A siege has been lifted from the University of Delhi (DU) and the previously blocked admissions process for undergraduate classes has resumed. India’s premier educational institution was under siege not by students or teachers but by the newly elected government in New Delhi. The point of contention was the introduction of a new curriculum for undergraduate classes, known as the Four Year Undergraduate Program (FYUP).
Last year the university brought in the FYUP in order to replace the older three year curriculum. This move then invited protests from teachers’ unions associated with both the left and right. Additionally, some students even resorted to taking to the streets in order to protest against this decision. But the Vice Chancellor of the University, Dinesh Singh, the main administrator, pushed the new curriculum through, overriding all opposition to it. Singh was believed to have had the support of the Congress government.

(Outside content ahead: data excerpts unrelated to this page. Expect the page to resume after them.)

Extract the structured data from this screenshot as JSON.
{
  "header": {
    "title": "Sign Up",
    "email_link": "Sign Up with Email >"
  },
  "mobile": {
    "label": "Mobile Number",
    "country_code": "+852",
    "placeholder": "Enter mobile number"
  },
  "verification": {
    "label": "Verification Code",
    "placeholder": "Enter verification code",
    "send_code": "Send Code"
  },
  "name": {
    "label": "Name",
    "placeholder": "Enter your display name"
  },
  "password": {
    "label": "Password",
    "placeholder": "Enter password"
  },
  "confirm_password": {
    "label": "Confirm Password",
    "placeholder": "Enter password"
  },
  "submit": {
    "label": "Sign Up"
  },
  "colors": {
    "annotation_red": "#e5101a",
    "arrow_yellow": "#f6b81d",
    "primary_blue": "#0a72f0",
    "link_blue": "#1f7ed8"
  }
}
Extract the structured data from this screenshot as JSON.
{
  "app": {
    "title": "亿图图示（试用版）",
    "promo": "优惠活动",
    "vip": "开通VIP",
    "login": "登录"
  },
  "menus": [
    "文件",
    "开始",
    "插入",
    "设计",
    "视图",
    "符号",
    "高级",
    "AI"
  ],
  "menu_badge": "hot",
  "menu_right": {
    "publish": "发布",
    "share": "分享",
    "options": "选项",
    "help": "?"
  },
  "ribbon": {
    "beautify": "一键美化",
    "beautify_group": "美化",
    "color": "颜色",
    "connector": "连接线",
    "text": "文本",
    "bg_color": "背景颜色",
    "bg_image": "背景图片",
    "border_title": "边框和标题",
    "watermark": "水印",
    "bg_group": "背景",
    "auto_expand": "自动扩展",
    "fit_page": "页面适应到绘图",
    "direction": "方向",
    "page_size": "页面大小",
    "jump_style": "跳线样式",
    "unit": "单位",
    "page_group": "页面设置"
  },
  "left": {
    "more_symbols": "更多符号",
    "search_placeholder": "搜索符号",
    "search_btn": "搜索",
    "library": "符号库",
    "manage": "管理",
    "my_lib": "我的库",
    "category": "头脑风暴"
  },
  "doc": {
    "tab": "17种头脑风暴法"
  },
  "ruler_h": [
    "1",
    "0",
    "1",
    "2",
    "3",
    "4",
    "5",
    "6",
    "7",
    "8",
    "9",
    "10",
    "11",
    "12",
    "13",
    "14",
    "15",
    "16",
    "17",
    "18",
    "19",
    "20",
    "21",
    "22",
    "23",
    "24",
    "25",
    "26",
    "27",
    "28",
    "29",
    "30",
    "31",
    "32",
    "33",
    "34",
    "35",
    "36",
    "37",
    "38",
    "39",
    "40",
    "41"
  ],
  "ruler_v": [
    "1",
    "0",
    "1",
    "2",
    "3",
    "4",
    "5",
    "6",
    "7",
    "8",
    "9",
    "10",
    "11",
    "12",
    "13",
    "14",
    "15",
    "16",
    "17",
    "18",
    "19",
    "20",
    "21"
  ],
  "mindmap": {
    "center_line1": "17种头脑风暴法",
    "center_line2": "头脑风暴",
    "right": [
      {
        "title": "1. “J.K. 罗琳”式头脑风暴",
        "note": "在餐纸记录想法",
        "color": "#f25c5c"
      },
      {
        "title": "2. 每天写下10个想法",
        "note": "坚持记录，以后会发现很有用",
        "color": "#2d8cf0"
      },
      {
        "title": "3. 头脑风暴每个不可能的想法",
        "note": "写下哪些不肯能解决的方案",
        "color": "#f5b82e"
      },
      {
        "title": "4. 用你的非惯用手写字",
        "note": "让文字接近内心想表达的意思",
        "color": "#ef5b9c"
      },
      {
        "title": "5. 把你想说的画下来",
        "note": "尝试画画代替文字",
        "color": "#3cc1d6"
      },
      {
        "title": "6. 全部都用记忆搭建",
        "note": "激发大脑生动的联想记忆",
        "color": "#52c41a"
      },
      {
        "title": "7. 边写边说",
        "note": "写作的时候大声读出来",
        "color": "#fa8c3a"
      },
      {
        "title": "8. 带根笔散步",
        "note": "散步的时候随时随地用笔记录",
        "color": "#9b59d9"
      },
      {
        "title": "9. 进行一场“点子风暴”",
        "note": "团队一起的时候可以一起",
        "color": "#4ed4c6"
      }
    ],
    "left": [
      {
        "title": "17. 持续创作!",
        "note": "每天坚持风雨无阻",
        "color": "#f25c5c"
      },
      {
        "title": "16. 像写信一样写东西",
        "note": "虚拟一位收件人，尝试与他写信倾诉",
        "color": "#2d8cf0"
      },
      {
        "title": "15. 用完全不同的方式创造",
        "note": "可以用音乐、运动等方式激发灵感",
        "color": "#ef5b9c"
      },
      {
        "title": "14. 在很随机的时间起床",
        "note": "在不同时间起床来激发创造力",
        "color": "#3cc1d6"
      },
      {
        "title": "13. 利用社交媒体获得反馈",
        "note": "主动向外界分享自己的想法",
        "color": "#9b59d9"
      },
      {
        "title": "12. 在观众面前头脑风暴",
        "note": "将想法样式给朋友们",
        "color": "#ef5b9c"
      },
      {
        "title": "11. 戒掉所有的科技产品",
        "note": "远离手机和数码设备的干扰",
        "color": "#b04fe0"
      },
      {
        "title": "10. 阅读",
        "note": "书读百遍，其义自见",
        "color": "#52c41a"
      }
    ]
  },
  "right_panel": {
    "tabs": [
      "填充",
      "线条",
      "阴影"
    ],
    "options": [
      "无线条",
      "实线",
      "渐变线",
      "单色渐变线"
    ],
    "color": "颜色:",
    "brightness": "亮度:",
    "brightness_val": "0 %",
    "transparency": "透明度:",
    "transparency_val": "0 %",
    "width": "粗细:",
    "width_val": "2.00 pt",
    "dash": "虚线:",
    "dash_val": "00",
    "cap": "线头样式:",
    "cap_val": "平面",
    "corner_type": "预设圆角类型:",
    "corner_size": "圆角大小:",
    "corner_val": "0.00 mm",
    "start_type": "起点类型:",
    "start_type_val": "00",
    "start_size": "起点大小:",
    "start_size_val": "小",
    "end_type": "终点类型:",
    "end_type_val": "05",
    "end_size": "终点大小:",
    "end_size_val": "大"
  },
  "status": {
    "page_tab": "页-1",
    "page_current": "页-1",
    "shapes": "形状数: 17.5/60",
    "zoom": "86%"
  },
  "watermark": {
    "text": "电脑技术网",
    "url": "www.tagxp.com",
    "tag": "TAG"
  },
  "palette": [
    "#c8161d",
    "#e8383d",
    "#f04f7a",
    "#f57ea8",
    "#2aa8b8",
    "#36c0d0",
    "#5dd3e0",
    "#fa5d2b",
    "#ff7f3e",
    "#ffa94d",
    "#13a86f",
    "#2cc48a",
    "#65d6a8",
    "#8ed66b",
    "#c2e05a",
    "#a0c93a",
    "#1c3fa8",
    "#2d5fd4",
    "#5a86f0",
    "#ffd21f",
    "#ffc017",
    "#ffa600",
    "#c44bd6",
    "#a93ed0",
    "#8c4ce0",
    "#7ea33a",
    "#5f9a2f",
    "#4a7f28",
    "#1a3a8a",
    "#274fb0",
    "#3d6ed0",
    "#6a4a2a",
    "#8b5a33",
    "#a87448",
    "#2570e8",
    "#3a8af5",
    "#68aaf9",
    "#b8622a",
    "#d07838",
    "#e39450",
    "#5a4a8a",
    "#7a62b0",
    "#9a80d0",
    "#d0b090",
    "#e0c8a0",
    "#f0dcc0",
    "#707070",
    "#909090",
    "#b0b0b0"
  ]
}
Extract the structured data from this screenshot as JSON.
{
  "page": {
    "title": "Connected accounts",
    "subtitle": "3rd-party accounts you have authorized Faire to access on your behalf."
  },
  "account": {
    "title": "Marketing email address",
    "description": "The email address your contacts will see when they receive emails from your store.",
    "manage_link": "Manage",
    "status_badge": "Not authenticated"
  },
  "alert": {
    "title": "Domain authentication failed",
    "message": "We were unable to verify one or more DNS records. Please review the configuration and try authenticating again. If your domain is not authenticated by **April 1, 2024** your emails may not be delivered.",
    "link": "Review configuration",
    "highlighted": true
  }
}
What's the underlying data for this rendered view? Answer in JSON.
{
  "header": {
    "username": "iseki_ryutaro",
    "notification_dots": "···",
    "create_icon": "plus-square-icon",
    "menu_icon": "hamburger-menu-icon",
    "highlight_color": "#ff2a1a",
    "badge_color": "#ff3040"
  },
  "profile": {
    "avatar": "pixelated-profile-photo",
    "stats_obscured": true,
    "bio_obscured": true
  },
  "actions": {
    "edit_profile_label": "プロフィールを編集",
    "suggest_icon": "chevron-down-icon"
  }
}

Recently, however, the ruling Bharatiya Janata Party (BJP), which promised in its election manifesto to roll back the program, took up the issue of the University’s curriculum. In the very second week of the BJP government, the Human Resources Development (HRD) ministry exerted pressure on the University Grant Commission (UGC), the main funding and regulatory body for the state-funded universities, to goad Singh into withdrawing the FYUP. The University buckled under the pressure and rescinded the new curriculum. Never before have political considerations so brazenly influenced the functioning of a state-run higher educational institution.Enjoying this article? Click here to subscribe for full access. Just $5 a month.
The basic idea behind the FYUP was to make the undergraduate curriculum four years long in order to bring it in tune with the length of the average undergraduate curriculum of American universities. Proponents of the FYUP argued that it was structured in such a way as to address the issue of the high dropout rate of undergraduate students. On the other hand, it was flexible enough to allow students to complete their education in two to three years, as before. Furthermore, the FYUP aimed to make all students take certain core classes that would give knowledge of a variety of topics they would not have normally studied.
However, opponents of this argued that in the name of modernizing the curriculum, the university was compromising the quality of education. Furthermore, they argued that by ignoring the will of the majority of teachers and students, the Vice Chancellor and the previous, Congress HRD ministry were serving the vested interests of the American education lobby.
However, the main issue here is not the merits and demerits of the four year course. The issue is about the autonomy of institutes of higher learning. Protests for and against the FYUP were due to the manner in which it was first implemented and then removed, both times without debate.
It is normal in any university to have differences of opinion and resistance to change. But can this type of political interference help the growth of higher education in India?
Professor Shashi Shekhar Singh, who teaches political science at DU, has been a vocal opponent of the FYUP right from the beginning and welcomes the interference of the government in stopping the FYUP. He has argued that “it was the Vice Chancellor who actually played with the autonomy of the institution. He bent all democratic norms, bypassed all elected bodies, ignored all avenues of debate and introduced the FYUP in an arbitrary manner. He violated the autonomy of the university with the backing of then Congress government. The withdrawal of the FYUP is a course correction not a violation of the autonomy of the great institution.”
But the speed with which the BJP government overturned the FYUP invites doubts as to whether the decision was merely a course correction or a harbinger of further government interference in higher education. Will the government influence the curricula of public universities in order to accommodate its right-wing ideology? The previous BJP government of Atal Bihari Vajpayee (1998-2004) was also known for interfering with school textbooks in order to promote a particular vision of history that matched the BJP’s beliefs. Does Narendra Modi’s government similarly wish to interfere with the curricula of schools in order to influence students?
Professor Shashi Shekhar Singh believes that any move in this direction will be resisted by students and teachers, saying that they would “resist any attempt by the government to tamper with the secular character of education.” He says that he and like-minded people “are aware of the past.” He adds, “We will put all our might to stop any kind of interference in the functional autonomy of Delhi University.”
If the government were to interfere with universities, it would contradict the promises that Modi made during elections. Modi said he would give greater autonomy to educational institutions and create world-class universities that would challenge the higher education institutions of China. The events of the last two weeks at DU may have shown otherwise.